Early referral to a tertiary center is important for assessment, and when FLC is being considered, centers need to demonstrate a high throughput of cases. Morris et al. demonstrated the significance of a learning curve, not only for the center but for the individual, and the effects of experience on outcome[23]. Maternal complications of this technique range from pain due to amniotic fluid leak into the peritoneal cavity, chorioamniontis, ruptured membranes and bleeding to severe complications of placental abruption and pulmonary embolus. Maternal complications are likely to be under-reported with rates of 5.4% overall and 1.8% for severe complications as stated above[29]. Fetal complications can occur in the first 6 days (early), including single and double intrauterine death and TAPS. Late complications include recurrent or reversed TTTS, late TAPS, intrauterine death (with risks to the surviving twin if single twin demise).
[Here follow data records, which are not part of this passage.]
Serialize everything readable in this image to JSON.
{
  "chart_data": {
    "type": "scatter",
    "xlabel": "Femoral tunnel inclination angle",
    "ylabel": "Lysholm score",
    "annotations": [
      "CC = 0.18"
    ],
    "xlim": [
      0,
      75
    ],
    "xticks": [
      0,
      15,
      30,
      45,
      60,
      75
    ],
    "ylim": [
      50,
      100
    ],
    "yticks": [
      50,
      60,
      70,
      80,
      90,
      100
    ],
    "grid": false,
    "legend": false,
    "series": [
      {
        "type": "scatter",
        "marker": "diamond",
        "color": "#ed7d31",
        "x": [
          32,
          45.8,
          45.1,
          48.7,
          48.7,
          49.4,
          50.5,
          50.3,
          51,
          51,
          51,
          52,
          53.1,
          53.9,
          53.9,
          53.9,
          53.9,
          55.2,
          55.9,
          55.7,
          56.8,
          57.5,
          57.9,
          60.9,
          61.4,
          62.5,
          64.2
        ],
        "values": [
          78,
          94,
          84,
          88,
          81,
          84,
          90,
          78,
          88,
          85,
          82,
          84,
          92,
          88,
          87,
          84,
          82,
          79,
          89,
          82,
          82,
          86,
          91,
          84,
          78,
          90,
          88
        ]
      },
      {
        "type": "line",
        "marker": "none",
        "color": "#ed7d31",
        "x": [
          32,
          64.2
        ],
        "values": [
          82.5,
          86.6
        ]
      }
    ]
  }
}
Recurrent TTTS and TAPS are due to residual anastomoses or revascularization of ablated anastomoses and are found in up to 33% of placentas following FLC with SLCPV[30]. As discussed earlier, the Solomon technique confers a reduction in these late complications[28]. There is a high risk of preterm labor, with 30.5% of cases delivering before 32 weeks[31]. Thus, even after successful therapy it should be recognized that the pregnancy remains high risk and many centers advocate delivery between 32 and 3 weeks.